Excavations at Callanish X last year which wrongly claimed this site to be a newly discovered stone circle have produced a unsightly spoil heap on the site. The position of the spoil heap is as such that it obscures the view observers would have of the valley, from the circle, where the moon re-appears during regleam thus denying the purpose of the circle. It is hoped that pressure can be brought on the relevant people to remove the spoil heap from the site.
Archaeologists from the University of Manchester have excavated a new stone circle in Callanish, Lewis, that is already widely acknowledged as being second only to Stonehenge. Although a destroyed circle was reported as far back as 1928, a team of eight archaeologists only recently excavated the site and have already uncovered 12 new stones... continues...
Visited 3rd and 6th August 2004: Lou and I visited Na Dromannan on two occasions, partly because I left the camera in the car on the first visit, but also because we were bowled over by the stones and their location.
It's such a peaceful spot up on the hill overlooking the other big Callanish sites (most clearly Calanais itself). We took the opportunity to sit in quiet contemplation (in a Swarth Fell stylee). You've got to make this little pilgrimage if you're able!
This route is not very exact, so use it as an aide rather than relying on it. I've based it on memory and some photos that I took. I wouldn't recommend the walk for anyone with limited mobility. Pushchairs or wheelchairs are out of the question because of the frequently changing levels of peat. Good footwear with ankle support is advisable, and if it's been raining be ready to get wet feet.
Starting from the A858, park in the lay-by nearest to Cnoc Fillibhear Bheag. Cross the road and follow it, heading away from Calanais, until you are past the cottages on your left (I think you may cross over a cattle grid, but I'm not 100% sure). Here there's a gate taking you into a small paddock on the other of which is another gate. From this point on you're in open countryside.
Keeping to the east of the little hill behind the cottages you should find a peat cutters track. This track starts off being well defined, but very uneven, leading off to the north-east. You can follow the path for about half a mile before it becomes almost impossible to distinguish from the heather and peat. At this point you should change course and head north towards high ground. You should have the lake off to your right at the point when you change course.
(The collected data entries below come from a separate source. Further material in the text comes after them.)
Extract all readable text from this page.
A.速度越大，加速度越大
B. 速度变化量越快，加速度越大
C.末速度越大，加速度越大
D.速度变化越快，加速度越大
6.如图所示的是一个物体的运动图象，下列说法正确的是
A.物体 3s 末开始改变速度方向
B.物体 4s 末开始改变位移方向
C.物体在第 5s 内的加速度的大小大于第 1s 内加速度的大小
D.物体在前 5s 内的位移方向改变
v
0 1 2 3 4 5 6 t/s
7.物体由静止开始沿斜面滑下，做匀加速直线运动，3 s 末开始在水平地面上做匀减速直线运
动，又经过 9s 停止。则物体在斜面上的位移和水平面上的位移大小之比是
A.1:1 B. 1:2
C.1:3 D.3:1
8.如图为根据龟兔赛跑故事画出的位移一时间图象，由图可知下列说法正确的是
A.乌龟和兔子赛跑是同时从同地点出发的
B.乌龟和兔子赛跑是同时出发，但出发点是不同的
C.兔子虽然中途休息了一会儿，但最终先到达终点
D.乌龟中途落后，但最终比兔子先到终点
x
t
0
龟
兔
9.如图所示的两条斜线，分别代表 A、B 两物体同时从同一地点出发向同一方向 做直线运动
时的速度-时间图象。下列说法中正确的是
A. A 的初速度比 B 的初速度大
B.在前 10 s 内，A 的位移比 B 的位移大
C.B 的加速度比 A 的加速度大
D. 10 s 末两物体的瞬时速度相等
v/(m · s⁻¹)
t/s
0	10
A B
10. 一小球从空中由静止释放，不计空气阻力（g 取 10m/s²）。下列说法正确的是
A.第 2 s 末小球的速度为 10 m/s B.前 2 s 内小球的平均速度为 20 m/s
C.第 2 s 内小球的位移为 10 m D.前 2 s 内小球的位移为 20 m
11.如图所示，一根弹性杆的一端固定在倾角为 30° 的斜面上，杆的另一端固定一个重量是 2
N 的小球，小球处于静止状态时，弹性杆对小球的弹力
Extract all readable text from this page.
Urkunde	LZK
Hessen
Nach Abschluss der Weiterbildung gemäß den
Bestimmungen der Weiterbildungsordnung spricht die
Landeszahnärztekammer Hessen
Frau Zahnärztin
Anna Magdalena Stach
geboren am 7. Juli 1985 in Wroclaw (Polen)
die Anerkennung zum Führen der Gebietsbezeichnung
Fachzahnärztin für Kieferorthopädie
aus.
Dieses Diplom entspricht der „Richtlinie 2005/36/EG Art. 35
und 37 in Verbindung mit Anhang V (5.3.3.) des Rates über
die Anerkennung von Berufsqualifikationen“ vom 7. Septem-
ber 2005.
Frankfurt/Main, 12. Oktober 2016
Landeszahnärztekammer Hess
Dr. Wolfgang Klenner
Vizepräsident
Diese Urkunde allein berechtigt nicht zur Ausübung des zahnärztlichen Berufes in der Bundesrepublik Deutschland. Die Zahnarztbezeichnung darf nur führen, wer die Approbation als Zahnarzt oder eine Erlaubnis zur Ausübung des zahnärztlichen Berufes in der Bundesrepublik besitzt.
This is where the going get tougher. You'll find yourself going from one heather covered island of peat to another. The 'valleys' between each island can get very wet very quickly if it rains. Wherever possible keep on the high ground. The first 'bump' to aim for has a couple of distinctive boulders on the summit which make it quite distinctive. Once you're on the top of that you can potentially see the bump that Na Dromannan sits on. We were lucky because the spoil heaps from the archaeological dig made for an excellent target, but once they're gone it could be tricky finding the site without a GPS or some top notch map reading.
Na Dromannan consists of eleven large stones, which probably represent a fallen stone circle. Several of the stones are 3 metres in length and over a metre in breadth.
A nearby rock face is probably the quarry that was used as a source for the stones for this site, and possibly the other Calanais monuments. An old theory was that the stones at Na Dromannan were never erected, but represented the remnants on building work on the other sites.
Apparently the site is also known as Druim nan Eum, but only in error. The exact nature of this error isn't clear, and my Gaelic isn't really good enough to spot it.